La scena musicale pugliese e, soprattutto, il suo “vivaio” sono estremamente ricchi. “Li conosco tutti e posso dire di aver visto crescere, negli anni, il talento, le potenzialità e le doti di molti musicisti. Sin dal primo momento ho pensato che i nostri musicisti dovessero avere uno spazio utile all’interno del festival, importante per progettare, per crescere e misurarsi, per ascoltare, per avere un palco che offra loro pari dignità rispetto ai musicisti che vengono da fuori.” Infatti nel cartellone, fin dalla prima edizione sono stati presenti tantissimi musicisti del territorio. “E ce ne saranno tanti altri nelle prossime stagioni: come direttore artistico, per tutelare loro come musicisti e il pubblico che ascolta, impongo che all’interno del cartellone non vengano presentati progetti ascoltati la sera prima o durante tutto l’anno, ma voglio che si presentino portando un qualche cosa che valorizzi al meglio le potenzialità dell’artista.
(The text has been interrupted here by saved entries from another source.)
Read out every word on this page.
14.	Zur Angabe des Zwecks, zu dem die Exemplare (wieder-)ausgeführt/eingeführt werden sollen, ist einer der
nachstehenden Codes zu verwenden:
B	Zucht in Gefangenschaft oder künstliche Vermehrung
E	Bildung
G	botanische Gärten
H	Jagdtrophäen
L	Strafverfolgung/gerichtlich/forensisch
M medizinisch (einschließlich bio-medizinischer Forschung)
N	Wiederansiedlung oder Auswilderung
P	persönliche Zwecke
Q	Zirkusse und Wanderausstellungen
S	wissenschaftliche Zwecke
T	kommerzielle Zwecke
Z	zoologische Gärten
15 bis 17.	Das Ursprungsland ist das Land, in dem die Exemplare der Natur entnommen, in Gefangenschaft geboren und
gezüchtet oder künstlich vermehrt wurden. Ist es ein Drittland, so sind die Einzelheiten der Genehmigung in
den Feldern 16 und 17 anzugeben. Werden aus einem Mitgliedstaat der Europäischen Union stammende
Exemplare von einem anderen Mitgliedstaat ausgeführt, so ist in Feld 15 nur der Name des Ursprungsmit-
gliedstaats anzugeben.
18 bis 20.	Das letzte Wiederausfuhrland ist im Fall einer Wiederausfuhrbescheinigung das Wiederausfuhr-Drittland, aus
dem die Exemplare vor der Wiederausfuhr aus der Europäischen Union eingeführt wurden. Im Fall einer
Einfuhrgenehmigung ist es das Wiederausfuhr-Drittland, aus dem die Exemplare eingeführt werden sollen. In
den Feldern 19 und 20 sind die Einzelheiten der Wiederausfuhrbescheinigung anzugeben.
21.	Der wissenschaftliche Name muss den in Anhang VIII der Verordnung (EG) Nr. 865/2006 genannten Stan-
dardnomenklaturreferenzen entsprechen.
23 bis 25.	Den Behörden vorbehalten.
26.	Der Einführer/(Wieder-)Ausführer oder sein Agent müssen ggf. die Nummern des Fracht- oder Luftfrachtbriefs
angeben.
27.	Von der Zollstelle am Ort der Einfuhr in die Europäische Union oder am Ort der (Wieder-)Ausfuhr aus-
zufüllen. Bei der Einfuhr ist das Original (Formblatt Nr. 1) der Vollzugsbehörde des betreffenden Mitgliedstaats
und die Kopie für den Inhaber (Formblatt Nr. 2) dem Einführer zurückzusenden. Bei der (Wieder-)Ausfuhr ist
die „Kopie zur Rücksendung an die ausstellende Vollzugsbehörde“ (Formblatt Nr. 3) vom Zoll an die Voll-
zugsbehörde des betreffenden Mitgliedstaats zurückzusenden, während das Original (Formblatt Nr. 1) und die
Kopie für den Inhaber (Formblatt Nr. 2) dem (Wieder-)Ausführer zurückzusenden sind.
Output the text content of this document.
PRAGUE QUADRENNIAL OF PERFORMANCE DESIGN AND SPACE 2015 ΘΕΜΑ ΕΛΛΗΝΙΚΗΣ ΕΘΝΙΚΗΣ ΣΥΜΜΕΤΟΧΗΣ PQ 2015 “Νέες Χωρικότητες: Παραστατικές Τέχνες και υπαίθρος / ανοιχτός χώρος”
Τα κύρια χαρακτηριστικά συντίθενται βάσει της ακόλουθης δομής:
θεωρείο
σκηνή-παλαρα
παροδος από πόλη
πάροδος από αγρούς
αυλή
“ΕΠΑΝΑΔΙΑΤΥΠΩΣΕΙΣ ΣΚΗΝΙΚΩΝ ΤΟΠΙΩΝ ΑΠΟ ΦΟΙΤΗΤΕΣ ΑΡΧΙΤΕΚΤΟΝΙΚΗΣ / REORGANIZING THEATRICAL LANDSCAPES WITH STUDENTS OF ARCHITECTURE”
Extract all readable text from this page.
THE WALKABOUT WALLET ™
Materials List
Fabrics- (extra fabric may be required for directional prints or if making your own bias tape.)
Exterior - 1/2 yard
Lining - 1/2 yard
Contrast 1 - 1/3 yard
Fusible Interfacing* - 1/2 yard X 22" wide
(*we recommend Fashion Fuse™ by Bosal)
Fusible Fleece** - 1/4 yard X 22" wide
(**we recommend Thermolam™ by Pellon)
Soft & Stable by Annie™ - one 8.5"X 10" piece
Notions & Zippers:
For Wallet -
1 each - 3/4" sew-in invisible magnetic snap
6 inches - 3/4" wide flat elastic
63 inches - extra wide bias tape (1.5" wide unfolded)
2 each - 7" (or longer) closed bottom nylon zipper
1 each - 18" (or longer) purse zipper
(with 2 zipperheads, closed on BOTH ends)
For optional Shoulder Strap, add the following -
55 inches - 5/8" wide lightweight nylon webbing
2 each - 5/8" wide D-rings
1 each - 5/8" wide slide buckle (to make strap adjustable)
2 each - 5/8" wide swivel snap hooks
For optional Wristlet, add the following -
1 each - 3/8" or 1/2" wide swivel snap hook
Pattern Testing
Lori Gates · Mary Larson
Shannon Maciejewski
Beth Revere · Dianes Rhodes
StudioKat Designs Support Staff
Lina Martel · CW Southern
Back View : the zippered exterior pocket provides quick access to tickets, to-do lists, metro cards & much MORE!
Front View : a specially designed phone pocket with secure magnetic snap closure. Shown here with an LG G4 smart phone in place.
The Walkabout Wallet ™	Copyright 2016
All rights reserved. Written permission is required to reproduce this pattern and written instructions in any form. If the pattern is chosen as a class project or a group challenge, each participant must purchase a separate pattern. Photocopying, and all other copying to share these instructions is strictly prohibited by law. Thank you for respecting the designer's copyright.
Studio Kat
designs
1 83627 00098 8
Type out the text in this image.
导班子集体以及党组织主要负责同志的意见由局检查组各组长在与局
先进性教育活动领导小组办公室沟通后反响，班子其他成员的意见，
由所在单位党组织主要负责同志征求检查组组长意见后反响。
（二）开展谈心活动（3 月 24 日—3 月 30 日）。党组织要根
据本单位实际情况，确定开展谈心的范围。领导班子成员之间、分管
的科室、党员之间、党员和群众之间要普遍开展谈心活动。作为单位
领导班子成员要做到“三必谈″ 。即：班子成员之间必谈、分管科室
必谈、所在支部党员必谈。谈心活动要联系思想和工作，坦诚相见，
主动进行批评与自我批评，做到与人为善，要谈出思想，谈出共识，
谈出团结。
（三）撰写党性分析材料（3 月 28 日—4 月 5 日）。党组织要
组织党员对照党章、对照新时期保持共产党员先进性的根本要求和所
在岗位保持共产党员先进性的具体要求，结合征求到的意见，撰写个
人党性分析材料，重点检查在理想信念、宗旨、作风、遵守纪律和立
Ecco perché cerco di creare un minimo di aspettativa anche sull’artista del nostro territorio.”
La scena si è evoluta ed è anche tra le più riconoscibili, con alcune personalità molto forti anche a livello internazionale. “Credo, non a caso, che Gianluca Petrella, uno tra i nostri musicisti più importanti, sia decollato subito.” Petrella, oltre che venire da una famiglia di musicisti, unisce un forte gusto per il jazz e la sperimentazione. “Da subito, ha manifestato un tale senso di urgenza, una volontà musicale così trasgressiva da fondere tutte le cose che aveva appreso nel suo stile. È una caratteristica del musicista che c’è in Puglia: ci si trova spesso a confrontare con linguaggi e situazioni diversi e si cerca di mettere a disposizione la propria musicalità in ogni contesto. Nel mio piccolo ho cercato sempre di stimolarne alcune: già negli anni settanta ero attivo in una piccola cantina che si chiamava Cinestudio che ha proposto alcuni artisti internazionali, come Anthony Braxton o Muhal Richard Abrahams, in alcuni casi si è trattato di prime assolute a meridione di Roma. poi lo Strange Fruit durante gli anni ottanta. La pugliesità viene fuori da questo tipo di situazioni molto caleidoscopiche che la nostra regione offre: sarà anche un fatto geografico, vista la lunghezza della nostra regione, con tali e tante differenze tra il Salento e la Daunia e l’Alta Murgia da renderla estremamente ricca.”